セキュリティポリシー

最終更新日 - 2018年6月

アマデウスはセキュリティを非常に真摯に捉えており、お客様のデータ保護に向けて懸命に取り組んでいます。当社は常に改善に向け尽力し、業界標準とベストプラクティスに従い、お客様のデータを安全かつ確実かつすぐに利用できる形で保護するよう取り組んでいます。

アマデウスは各ユーザーに一意のユーザー名とパスワードを提供します。お客様は、グローバルな拠点に柔軟性を提供するために必要とされる多要素認証、データ転送暗号化、安全なオフィス間のアクセスなど、お使いの製品に関するセキュリティレベルを選択することができます。

アマデウスは、ファイアウォールおよびその他の高度なセキュリティ技術を使用し、意図せぬ侵入者による妨害またはアクセスを防ぎます。
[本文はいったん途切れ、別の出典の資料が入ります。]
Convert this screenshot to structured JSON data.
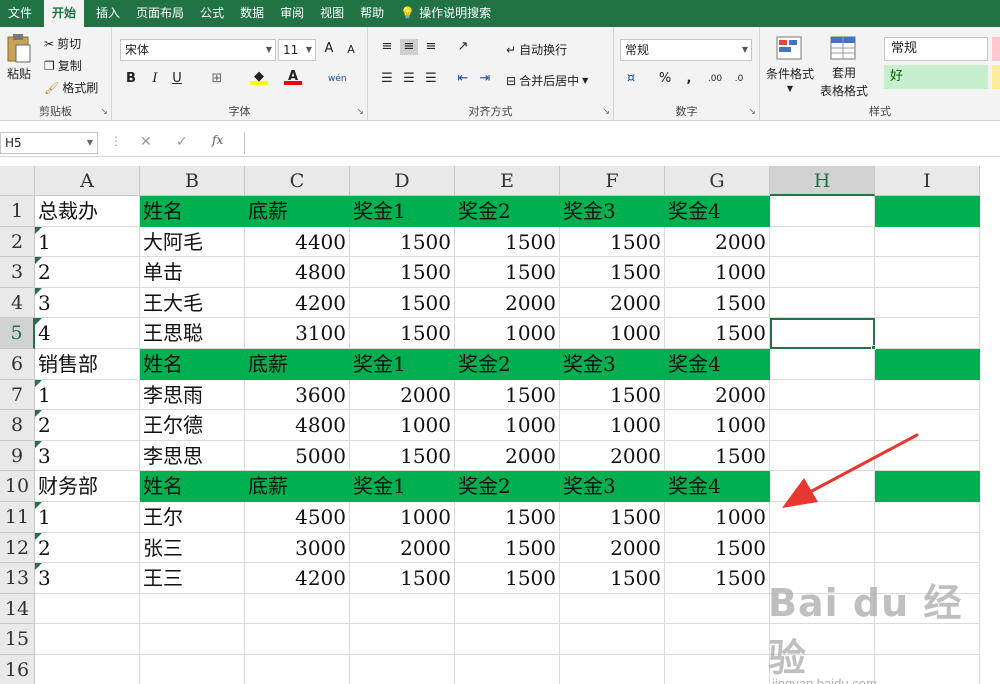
{
  "ribbon_tabs": [
    "文件",
    "开始",
    "插入",
    "页面布局",
    "公式",
    "数据",
    "审阅",
    "视图",
    "帮助",
    "操作说明搜索"
  ],
  "active_tab": "开始",
  "clipboard": {
    "paste": "粘贴",
    "cut": "剪切",
    "copy": "复制",
    "format_painter": "格式刷",
    "label": "剪贴板"
  },
  "font": {
    "name": "宋体",
    "size": "11",
    "label": "字体",
    "bold": "B",
    "italic": "I",
    "underline": "U",
    "grow": "A",
    "shrink": "A",
    "font_color": "A",
    "phonetic": "wén"
  },
  "alignment": {
    "wrap_text": "自动换行",
    "merge_center": "合并后居中",
    "label": "对齐方式"
  },
  "number": {
    "format": "常规",
    "label": "数字",
    "percent": "%",
    "comma": ",",
    "inc_decimal": ".00",
    "dec_decimal": ".0"
  },
  "styles": {
    "conditional": "条件格式",
    "table": "套用",
    "table2": "表格格式",
    "normal": "常规",
    "good": "好",
    "label": "样式"
  },
  "formula_bar": {
    "name_box": "H5",
    "cancel": "✕",
    "enter": "✓",
    "fx": "fx",
    "content": ""
  },
  "columns": [
    "A",
    "B",
    "C",
    "D",
    "E",
    "F",
    "G",
    "H",
    "I"
  ],
  "selected_col": "H",
  "selected_row": "5",
  "rows": [
    {
      "n": "1",
      "cells": [
        "总裁办",
        "姓名",
        "底薪",
        "奖金1",
        "奖金2",
        "奖金3",
        "奖金4",
        "",
        ""
      ]
    },
    {
      "n": "2",
      "cells": [
        "1",
        "大阿毛",
        "4400",
        "1500",
        "1500",
        "1500",
        "2000",
        "",
        ""
      ]
    },
    {
      "n": "3",
      "cells": [
        "2",
        "单击",
        "4800",
        "1500",
        "1500",
        "1500",
        "1000",
        "",
        ""
      ]
    },
    {
      "n": "4",
      "cells": [
        "3",
        "王大毛",
        "4200",
        "1500",
        "2000",
        "2000",
        "1500",
        "",
        ""
      ]
    },
    {
      "n": "5",
      "cells": [
        "4",
        "王思聪",
        "3100",
        "1500",
        "1000",
        "1000",
        "1500",
        "",
        ""
      ]
    },
    {
      "n": "6",
      "cells": [
        "销售部",
        "姓名",
        "底薪",
        "奖金1",
        "奖金2",
        "奖金3",
        "奖金4",
        "",
        ""
      ]
    },
    {
      "n": "7",
      "cells": [
        "1",
        "李思雨",
        "3600",
        "2000",
        "1500",
        "1500",
        "2000",
        "",
        ""
      ]
    },
    {
      "n": "8",
      "cells": [
        "2",
        "王尔德",
        "4800",
        "1000",
        "1000",
        "1000",
        "1000",
        "",
        ""
      ]
    },
    {
      "n": "9",
      "cells": [
        "3",
        "李思思",
        "5000",
        "1500",
        "2000",
        "2000",
        "1500",
        "",
        ""
      ]
    },
    {
      "n": "10",
      "cells": [
        "财务部",
        "姓名",
        "底薪",
        "奖金1",
        "奖金2",
        "奖金3",
        "奖金4",
        "",
        ""
      ]
    },
    {
      "n": "11",
      "cells": [
        "1",
        "王尔",
        "4500",
        "1000",
        "1500",
        "1500",
        "1000",
        "",
        ""
      ]
    },
    {
      "n": "12",
      "cells": [
        "2",
        "张三",
        "3000",
        "2000",
        "1500",
        "2000",
        "1500",
        "",
        ""
      ]
    },
    {
      "n": "13",
      "cells": [
        "3",
        "王三",
        "4200",
        "1500",
        "1500",
        "1500",
        "1500",
        "",
        ""
      ]
    },
    {
      "n": "14",
      "cells": [
        "",
        "",
        "",
        "",
        "",
        "",
        "",
        "",
        ""
      ]
    },
    {
      "n": "15",
      "cells": [
        "",
        "",
        "",
        "",
        "",
        "",
        "",
        "",
        ""
      ]
    },
    {
      "n": "16",
      "cells": [
        "",
        "",
        "",
        "",
        "",
        "",
        "",
        "",
        ""
      ]
    }
  ],
  "header_rows": [
    "1",
    "6",
    "10"
  ],
  "colors": {
    "excel_green": "#217346",
    "header_fill": "#00b050",
    "arrow": "#e8372f",
    "good_fill": "#c6efce",
    "good_text": "#006100"
  },
  "watermark": {
    "logo": "Bai du 经验",
    "url": "jingyan.baidu.com"
  }
}
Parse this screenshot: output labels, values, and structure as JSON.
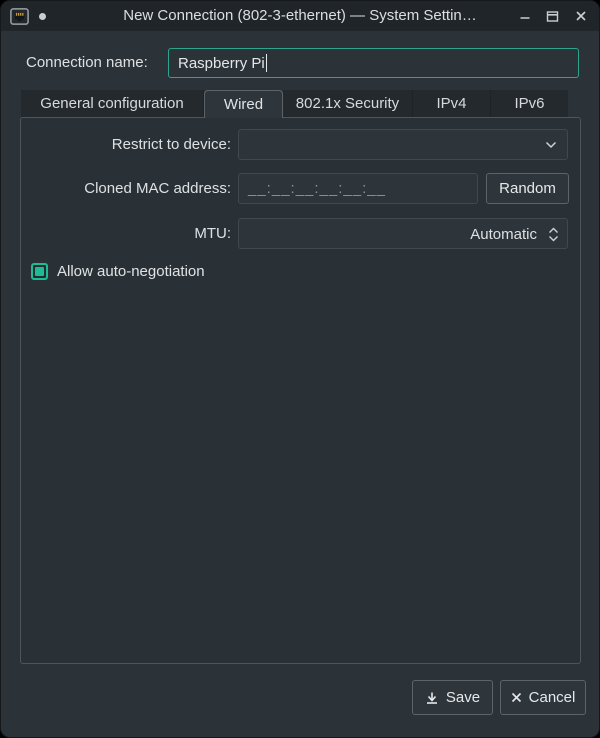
{
  "titlebar": {
    "title": "New Connection (802-3-ethernet) — System Settin…",
    "app_icon": "ethernet-port-icon",
    "controls": {
      "minimize": "minimize-icon",
      "maximize": "maximize-icon",
      "close": "close-icon"
    }
  },
  "connection_name": {
    "label": "Connection name:",
    "value": "Raspberry Pi"
  },
  "tabs": [
    {
      "label": "General configuration",
      "active": false
    },
    {
      "label": "Wired",
      "active": true
    },
    {
      "label": "802.1x Security",
      "active": false
    },
    {
      "label": "IPv4",
      "active": false
    },
    {
      "label": "IPv6",
      "active": false
    }
  ],
  "wired_tab": {
    "restrict_to_device": {
      "label": "Restrict to device:",
      "value": ""
    },
    "cloned_mac": {
      "label": "Cloned MAC address:",
      "placeholder": "__:__:__:__:__:__",
      "random_button": "Random"
    },
    "mtu": {
      "label": "MTU:",
      "value": "Automatic"
    },
    "auto_negotiation": {
      "label": "Allow auto-negotiation",
      "checked": true
    }
  },
  "footer": {
    "save_button": "Save",
    "cancel_button": "Cancel"
  },
  "colors": {
    "accent_teal": "#1ebc96",
    "focus_border": "#2da58c",
    "window_bg": "#2c3338",
    "titlebar_bg": "#1f2529"
  }
}
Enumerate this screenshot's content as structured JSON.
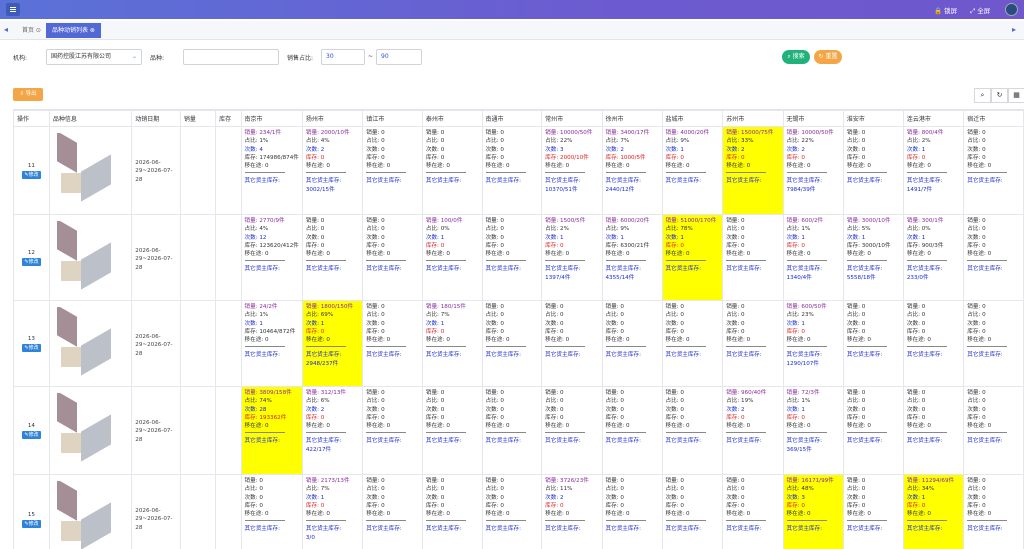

セキュリティ上の脆弱性の報告方法に関する情報をお求めのセキュリティ研究者は、以下の当社のポリシーをご確認ください。
 

脆弱性の報告ポリシー

アマデウスは独立系のセキュリティ研究者が今日のインターネット・セキュリティにおいて果たす大切な役割を認識しています。お客様のデータを安全に保つのは当社の最重要優先事項であり、何かしらの脆弱性を発見された場合にはご報告いただくよう願います。責任ある開示により、アマデウスは秘密かつ機密に潜在的なセキュリティ上の発見事項についての情報提供をお願いしており、結果、検証と対応を踏まえたうえで公開に踏み切ることが可能となるのです。加えて、アマデウスは、以下の条件を順守する限り、セキュリティ研究者たちを相手方に法的措置を講じることはないと誓約します。
 

潜在的なセキュリティ上の脆弱性の報告

セキュリティ研究者は、アマデウスのアプリケーションおよびセキュリティ・チームが問題を検証および再現できるよう、以下までメールを送信することにより、疑いのある脆弱性についての全詳細を機密かつ責任をもって開示してください。vulnerabilities@amadeus.com
 

アマデウスは、以下のタイプのセキュリティ調査を許可しません

  • 潜在的な脆弱性の利己的な利用 - 潜在的な脆弱性の報告のみ
  • サービス拒否攻撃 (DoS) または分散型サービス拒否攻撃 (DDoS) を発生させる、または試みる調査
  • 生産システム、アプリケーション、またはデータのサービス利用可能性に関するリスクを発生させる、または発生させるよう試みる調査
  • お客様に帰属しない、あるいは法律上または契約上アクセスの権限を持たないデータまたは情報へのアクセスまたはアクセスの試み
  • お客様に帰属しない、あるいは法律上または契約上のアクセス権限を持たないアプリケーションデータ、システムまたはネットワークデータまたは情報の破壊または破損、または破壊または破損の試み
  • アマデウスの社員、関係者、またはアマデウスの顧客に対するフィッシングまたはソーシャルエンジニアリング
  • 自動化スキャニングツールの実行
  • コミュニティシステムに関する現在の顧客または新規の見込み客のセキュリティ調査
     

アマデウスのセキュリティチームのコミットメント

上記のポリシーに従うすべてのセキュリティ研究者に対し、アマデウスのセキュリティチームは以下を実行するよう最大の努力を払います:

  • お客様の報告に適時に対応し、報告の受領を確認する
  • お客様の報告を厳重な機密をもって取り扱い、お客様の許可なしに第三者に個人情報を開示しない
  • アマデウスは、将来のある時点において脆弱性の発見を認知することがあります。ただし、セキュリティ研究者が匿名を保持を希望する場合にはそれを尊重します
     

無報酬

アマデウスはセキュリティの脆弱性を報告する人たちに対して報酬を支払いません。脆弱性マーケットプレイスにおける直接あるいは社外的いずれかによるそうした報酬の要請は上記ポリシー条件の違反と見なされます。そうした場合、アマデウスは自身の法的権利の全てを留保します。